1. I suppose you are aware that two uncreated things cannot exist together; though you seem to assume that they can, and to put the assumption in the forefront of your argument, when you say that one of two things must be admitted, either that God is separated from matter, or, on the contrary, that He is united to it. Now, if any one would maintain that God is united to matter, this is saying that there is one uncreated substance; for each of these two uncreated substances will be a part of the other, and, as they are parts of one another, they will not be two uncreated, but one, consisting of different parts. We do not because a man has different parts divide him into many created substances, but, as reason demands, we say that a single being, a man with many parts, has been created by God. Similarly, of necessity, if God is not separated from matter, we must allow that there is one substance, and that uncreated. But if any one will say that God is separated from matter, there must be something between the two which also proves their separation; for it is impossible to arrive at any idea of distance between two objects, unless there be a third to form the basis of measurement. And this holds good not only of a single substance, as in the present case, but of any number you please; for our argument respecting the two uncreated substances must be no less sound if we suppose that there are three.

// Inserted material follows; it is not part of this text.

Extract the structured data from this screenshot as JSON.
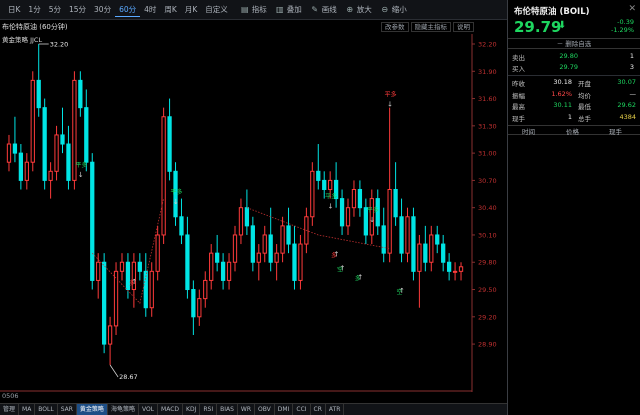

For we should ask respecting these, whether they are separated from one another, or whether, on the contrary, each is united to its neighbour. If any one decides to assert the union, our reply will be the same as before; if, on the other hand, he holds to the separation, he will have to face the question of the necessary separating medium. And should any one thereupon say that there is a third account which may be fitly given of the uncreated substances, viz. that God is neither separated from matter nor united with it, but is, as it were, locally in matter, or matter in God, let me tell him, and it is the gist of the whole argument, that if we say matter is the place of God, we must of necessity affirm that He is finite and circumscribed by matter. He must, moreover, like matter, be subject to irregular disturbance; He cannot stay in one place, nor abide self-dependent, inasmuch as that wherein He is contained is carried first one way, then another. Besides this, it follows that we must affirm God to be in the lower forms of being.